Kelemahan-kelemahan metode problem solving (metode pemecahan masalah) adalah:
  • Menentukan suatu masalah yang tingkat kesulitannya sesuai dengan tingkat berpikir siswa, tingkat sekolah dan kelasnya serta pengetahuan dan pengalaman yang telah dimiliki siswa, sangat memerlukan kemampuan dan keterampilan guru.
  • Proses belajar mengajar dengan menggunakan metode ini sering memerlukan waktu yang cukup banyak dan sering terpaksa mengambil waktu pelajaran.
  • Mengubah kebiasaan siswa belajar dengan mendengarkan dan menerima informasi dari guru menjadi belajar dengan banyak berpikir memecahkan permasalahan sendiri atau kelompok, yang kadang-kadang memerlukan berbagai sumber belajar, merupakan kesulitan tersendiri bagi siswa. (Syaiful Bahri Djamarah & Azwan Zain, Strategi Belajar, h. 93.)
8.                  Metode Tutorial / Bimbingan
Metode tutorial adalah suatu proses pengelolaan pembelajaran yang dilakukan melalui proses bimbingan yang diberikan/dilakukan oleh guru kepada siswa baik secara perorangan atau kelompok kecil siswa.

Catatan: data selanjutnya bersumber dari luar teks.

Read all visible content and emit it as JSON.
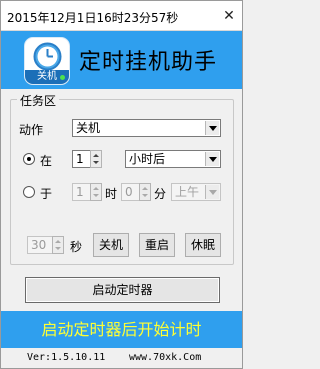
{
  "window": {
    "title": "2015年12月1日16时23分57秒",
    "close_glyph": "✕"
  },
  "banner": {
    "icon_label": "关机",
    "app_title": "定时挂机助手",
    "bg_color": "#2f9fee"
  },
  "task_group": {
    "legend": "任务区",
    "action_label": "动作",
    "action_value": "关机",
    "after_option": {
      "radio_label": "在",
      "amount": "1",
      "unit_value": "小时后",
      "checked": true
    },
    "at_option": {
      "radio_label": "于",
      "hour": "1",
      "hour_suffix": "时",
      "minute": "0",
      "minute_suffix": "分",
      "ampm_value": "上午",
      "checked": false
    },
    "seconds_value": "30",
    "seconds_suffix": "秒",
    "quick_buttons": {
      "shutdown": "关机",
      "restart": "重启",
      "sleep": "休眠"
    }
  },
  "start_button": "启动定时器",
  "status": {
    "text": "启动定时器后开始计时",
    "text_color": "#ffff33"
  },
  "footer": {
    "version": "Ver:1.5.10.11",
    "website": "www.70xk.Com"
  }
}
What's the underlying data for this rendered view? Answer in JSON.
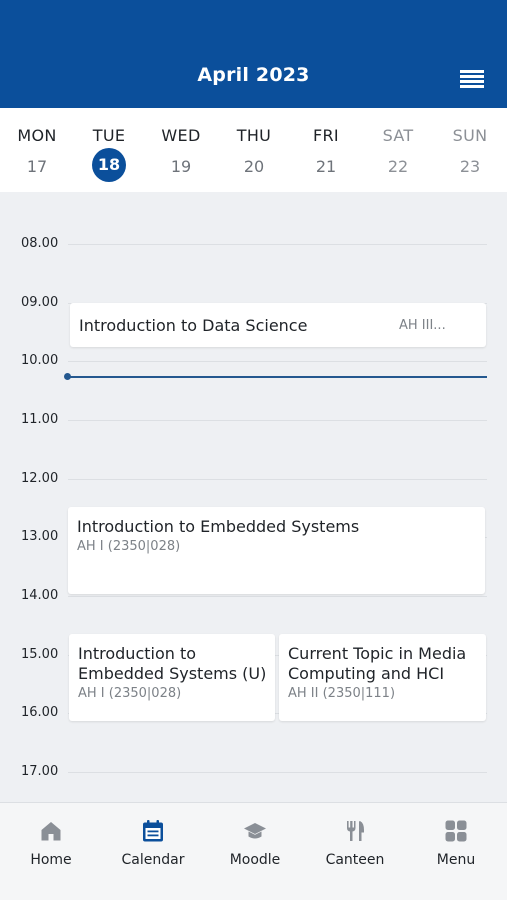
{
  "header": {
    "title": "April 2023",
    "menu_icon": "list-icon"
  },
  "week": {
    "days": [
      {
        "name": "MON",
        "num": "17"
      },
      {
        "name": "TUE",
        "num": "18"
      },
      {
        "name": "WED",
        "num": "19"
      },
      {
        "name": "THU",
        "num": "20"
      },
      {
        "name": "FRI",
        "num": "21"
      },
      {
        "name": "SAT",
        "num": "22"
      },
      {
        "name": "SUN",
        "num": "23"
      }
    ],
    "selected_day": "18"
  },
  "timeline": {
    "hours": [
      "08.00",
      "09.00",
      "10.00",
      "11.00",
      "12.00",
      "13.00",
      "14.00",
      "15.00",
      "16.00",
      "17.00"
    ]
  },
  "events": [
    {
      "title": "Introduction to Data Science",
      "room": "AH III..."
    },
    {
      "title": "Introduction to Embedded Systems",
      "room": "AH I (2350|028)"
    },
    {
      "title_line1": "Introduction to",
      "title_line2": "Embedded Systems (U)",
      "room": "AH I (2350|028)"
    },
    {
      "title_line1": "Current Topic in Media",
      "title_line2": "Computing and HCI",
      "room": "AH II (2350|111)"
    }
  ],
  "nav": [
    {
      "label": "Home",
      "icon": "home-icon"
    },
    {
      "label": "Calendar",
      "icon": "calendar-icon"
    },
    {
      "label": "Moodle",
      "icon": "graduation-cap-icon"
    },
    {
      "label": "Canteen",
      "icon": "fork-knife-icon"
    },
    {
      "label": "Menu",
      "icon": "grid-icon"
    }
  ],
  "colors": {
    "primary": "#0b4f9b",
    "background": "#eef0f3",
    "now_line": "#24588f",
    "icon_gray": "#8a8f96"
  }
}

Disamping metoda yang lain, dalam pembelajaran Pendidikan Teknologi Dasar, metoda ini banyak sekali digunakan, khususnya pada saat siswa sudah terlibat dalam kerja kelompok.

Peran guru sebagi fasilitator, moderator, motivator dan pembimbing sangat dibutuhkan oleh siswa untuk mendampingi mereka membahas dan menyelesaikan tugas-tugasnya
Penyelenggaraan metoda tutorial dapat dilakukan seperti contoh berikut ini:
o        Misalkan sebuah kelas dalam bahan ajar Pengerjaan Kayu 2, jam pelajaran pertama digunakan dalam bentuk kegiatan klasikal untuk menjelaskan secara umum tentang teori dan prinsip.
o        Kemudian para siswa dibagi menjadi empat kelompok untuk membahas pokok bahasan yang berbeda, selanjutnya dilakukan rotasi antar kelompok.
o        Sementara para siswa mempelajari maupun mengerjakan tugas-tugas, guru berkeliling diantara para siswa, mendengar, menjelaskan teori, dan membimbing mereka untuk memecahkan problemanya.
o        Dengan bantuan guru, para siswa memperoleh kebiasaan tentang bagaimana mencari informasi yang diperlukan, belajar sendiri dan berfikir sendiri.